—Y cuando tus abuelos te dijeron, en la mesa, que estaban pensando en internarte en un colegio, ¿tú respondiste a gritos que si hacían eso te matabas, subiste las escaleras corriendo, te encerraste en el cuarto, y te clavaste la punta del lapicero en el brazo? —preguntó el Juez de Instrucción mientras guardaba sobres, fotocopias y sumarios en una carpeta abierta sobre la mesa, mientras el mecanógrafo, con las manos en las rodillas, esperaba una señal del Ilustrísimo para continuar escribiendo—. Yo estaba ayudando a mi padre en el arriate de las dalias y oíamos a tu abuela golpear la puerta con los puños, Qué escena es ésta, abra inmediatamente, idiota, tú gritando, poseído, Ya he hecho lo que querían, verse libres de mí, me he metido el lapicero en una vena, tu abuelo que llamaba al chófer, entre grititos y sollozos de criadas, Derriba esa puerta, Ernesto, pasos a todo correr, un estruendo de maderas, Levántese de la cama, por qué se ha envuelto con la manta, qué idiotez, y tú, con un lamento moribundo, He perdido casi toda la sangre, siento que me desmayo, llévenme deprisa al hospital. Mi padre y yo, con las botas encima de los tallos, olvidados de las dalias, mirábamos fijamente las ventanas de la primera planta por donde asomaban cabezas preocupadas, la cocinera que dirigía una tropa de delantales, la laca platinada de la Señora de la que pendían, tintineantes, unos aros enormes, los gestos de mando del patrón, surgiendo ya en una vidriera ya en otra, telefoneando al dueño de la farmacia a cien metros de distancia para que tomase la tensión arterial del niño y lo untase con mercuro cromo, y tú al día siguiente, muy orgulloso del suicidio, explicando Me enterré el lapicero hasta el capuchón, no me he muerto de pura casualidad, despegaste la venda para mostrarme el tajo y apenas se notaba, en la corva del brazo, un rasguño de nada, del tamaño de un lunar a lo sumo, ya con una pequeña costra endurecida en la piel, que para que no se infectase te apresuraste en cubrir de nuevo con varias tiritas.

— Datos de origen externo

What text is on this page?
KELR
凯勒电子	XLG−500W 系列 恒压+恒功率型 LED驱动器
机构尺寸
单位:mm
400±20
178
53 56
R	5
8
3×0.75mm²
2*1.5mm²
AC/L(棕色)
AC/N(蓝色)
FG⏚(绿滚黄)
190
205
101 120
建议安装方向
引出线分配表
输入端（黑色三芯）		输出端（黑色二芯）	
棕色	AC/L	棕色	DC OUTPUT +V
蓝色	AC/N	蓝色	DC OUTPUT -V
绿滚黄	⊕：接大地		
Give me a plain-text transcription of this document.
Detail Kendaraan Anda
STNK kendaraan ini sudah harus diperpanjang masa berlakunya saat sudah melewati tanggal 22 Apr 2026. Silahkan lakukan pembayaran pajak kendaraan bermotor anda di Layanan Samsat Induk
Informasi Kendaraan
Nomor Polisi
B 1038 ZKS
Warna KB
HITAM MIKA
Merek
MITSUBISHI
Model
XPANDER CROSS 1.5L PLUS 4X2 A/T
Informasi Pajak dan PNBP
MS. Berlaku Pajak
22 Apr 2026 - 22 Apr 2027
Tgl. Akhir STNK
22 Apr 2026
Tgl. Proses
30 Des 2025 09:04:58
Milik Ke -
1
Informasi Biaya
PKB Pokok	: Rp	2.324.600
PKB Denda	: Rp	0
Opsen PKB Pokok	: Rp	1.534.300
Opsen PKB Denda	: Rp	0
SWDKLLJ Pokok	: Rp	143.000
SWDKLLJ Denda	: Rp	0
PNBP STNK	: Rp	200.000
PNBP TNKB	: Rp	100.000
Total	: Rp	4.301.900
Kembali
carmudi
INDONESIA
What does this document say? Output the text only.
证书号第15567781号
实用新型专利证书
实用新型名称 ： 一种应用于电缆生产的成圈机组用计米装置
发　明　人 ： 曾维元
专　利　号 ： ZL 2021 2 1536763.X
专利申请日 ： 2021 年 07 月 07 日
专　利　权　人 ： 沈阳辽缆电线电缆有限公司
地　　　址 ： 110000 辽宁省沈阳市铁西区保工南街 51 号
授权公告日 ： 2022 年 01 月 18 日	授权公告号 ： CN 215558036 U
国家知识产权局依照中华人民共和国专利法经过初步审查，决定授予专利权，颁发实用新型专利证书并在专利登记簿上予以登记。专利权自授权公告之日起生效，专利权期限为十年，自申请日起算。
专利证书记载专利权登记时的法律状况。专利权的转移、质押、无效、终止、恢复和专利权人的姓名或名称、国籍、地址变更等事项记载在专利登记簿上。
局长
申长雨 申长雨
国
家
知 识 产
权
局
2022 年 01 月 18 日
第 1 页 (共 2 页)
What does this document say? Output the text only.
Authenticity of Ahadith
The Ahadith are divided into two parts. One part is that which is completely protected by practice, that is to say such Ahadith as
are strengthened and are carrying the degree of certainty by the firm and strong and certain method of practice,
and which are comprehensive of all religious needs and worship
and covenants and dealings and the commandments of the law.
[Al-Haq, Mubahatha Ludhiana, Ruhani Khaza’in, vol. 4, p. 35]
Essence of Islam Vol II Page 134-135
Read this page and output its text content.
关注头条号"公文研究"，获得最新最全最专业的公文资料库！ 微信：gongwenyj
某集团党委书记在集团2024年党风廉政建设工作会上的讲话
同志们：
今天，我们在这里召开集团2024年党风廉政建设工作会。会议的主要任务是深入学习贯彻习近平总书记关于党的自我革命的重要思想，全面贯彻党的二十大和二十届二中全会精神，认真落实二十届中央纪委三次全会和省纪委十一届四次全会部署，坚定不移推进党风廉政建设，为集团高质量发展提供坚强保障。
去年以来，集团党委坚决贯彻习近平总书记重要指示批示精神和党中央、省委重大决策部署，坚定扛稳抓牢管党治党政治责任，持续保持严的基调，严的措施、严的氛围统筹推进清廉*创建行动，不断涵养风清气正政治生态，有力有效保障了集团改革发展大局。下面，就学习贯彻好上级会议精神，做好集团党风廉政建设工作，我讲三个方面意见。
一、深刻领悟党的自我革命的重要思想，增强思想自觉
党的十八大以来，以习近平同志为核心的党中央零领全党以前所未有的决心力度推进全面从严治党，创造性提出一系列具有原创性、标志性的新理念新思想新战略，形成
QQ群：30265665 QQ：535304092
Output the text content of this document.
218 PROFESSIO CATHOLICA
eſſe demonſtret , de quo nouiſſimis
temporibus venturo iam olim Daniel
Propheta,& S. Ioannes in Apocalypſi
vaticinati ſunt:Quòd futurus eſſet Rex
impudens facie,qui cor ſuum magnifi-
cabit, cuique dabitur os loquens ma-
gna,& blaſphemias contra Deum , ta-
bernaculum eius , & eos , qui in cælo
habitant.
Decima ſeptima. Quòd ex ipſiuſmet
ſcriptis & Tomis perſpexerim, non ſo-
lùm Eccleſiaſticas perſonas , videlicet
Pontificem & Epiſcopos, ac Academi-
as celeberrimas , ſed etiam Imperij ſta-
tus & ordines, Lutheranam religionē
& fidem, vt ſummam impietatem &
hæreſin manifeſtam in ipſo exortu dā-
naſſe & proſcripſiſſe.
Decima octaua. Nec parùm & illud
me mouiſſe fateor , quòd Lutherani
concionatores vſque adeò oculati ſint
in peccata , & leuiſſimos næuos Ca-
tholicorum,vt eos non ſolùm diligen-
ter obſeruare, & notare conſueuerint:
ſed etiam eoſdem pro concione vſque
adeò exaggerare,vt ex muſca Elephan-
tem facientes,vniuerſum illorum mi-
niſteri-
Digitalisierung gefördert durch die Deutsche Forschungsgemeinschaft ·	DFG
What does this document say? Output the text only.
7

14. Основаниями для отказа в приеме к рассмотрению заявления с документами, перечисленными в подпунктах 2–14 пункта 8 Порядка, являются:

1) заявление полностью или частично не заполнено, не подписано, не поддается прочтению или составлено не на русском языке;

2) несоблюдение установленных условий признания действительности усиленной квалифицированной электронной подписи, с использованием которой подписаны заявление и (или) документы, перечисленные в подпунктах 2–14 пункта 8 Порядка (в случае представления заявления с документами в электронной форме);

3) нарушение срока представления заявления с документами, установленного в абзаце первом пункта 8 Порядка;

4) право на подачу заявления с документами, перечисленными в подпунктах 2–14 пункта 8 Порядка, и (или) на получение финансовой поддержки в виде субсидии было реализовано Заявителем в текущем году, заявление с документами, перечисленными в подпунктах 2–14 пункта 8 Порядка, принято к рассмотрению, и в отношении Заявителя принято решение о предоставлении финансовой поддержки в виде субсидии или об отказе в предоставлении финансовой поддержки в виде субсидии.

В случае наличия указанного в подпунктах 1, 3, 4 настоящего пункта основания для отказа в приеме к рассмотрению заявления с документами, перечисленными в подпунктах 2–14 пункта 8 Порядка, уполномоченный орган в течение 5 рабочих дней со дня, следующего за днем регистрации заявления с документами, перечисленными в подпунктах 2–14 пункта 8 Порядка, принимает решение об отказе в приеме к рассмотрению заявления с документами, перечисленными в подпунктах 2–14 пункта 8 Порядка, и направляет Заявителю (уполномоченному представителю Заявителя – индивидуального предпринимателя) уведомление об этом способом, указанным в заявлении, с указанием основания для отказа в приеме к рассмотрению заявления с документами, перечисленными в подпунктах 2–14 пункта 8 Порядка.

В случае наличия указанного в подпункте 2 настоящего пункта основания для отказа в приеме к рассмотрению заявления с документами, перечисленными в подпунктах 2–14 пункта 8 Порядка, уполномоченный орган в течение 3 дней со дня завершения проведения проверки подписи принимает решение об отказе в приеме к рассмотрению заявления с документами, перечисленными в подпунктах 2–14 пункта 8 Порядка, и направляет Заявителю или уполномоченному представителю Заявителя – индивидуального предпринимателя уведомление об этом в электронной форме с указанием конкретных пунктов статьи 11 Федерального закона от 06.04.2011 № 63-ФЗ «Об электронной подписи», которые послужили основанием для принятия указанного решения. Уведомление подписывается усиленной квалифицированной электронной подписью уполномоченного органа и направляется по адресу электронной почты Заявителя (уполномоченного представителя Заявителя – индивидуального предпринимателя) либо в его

—Rasguño de nada una mierda —dijo el Hombre, despechado, desabrochándose el puño de la camisa—. Aún tengo aquí la cicatriz, ¿quieres verla?
—Pasado mañana, a más tardar, nuestro Guevara sale de la cárcel —previno el caballero apuntando el lapicero definitivo al Juez de Instrucción—. Allí tiene el plan con los próximos pasos, cójalo, quédese tranquilo que nos mantendremos en contacto a cada minuto: el señor doctor es el cebo ideal para que cacemos a esa banda.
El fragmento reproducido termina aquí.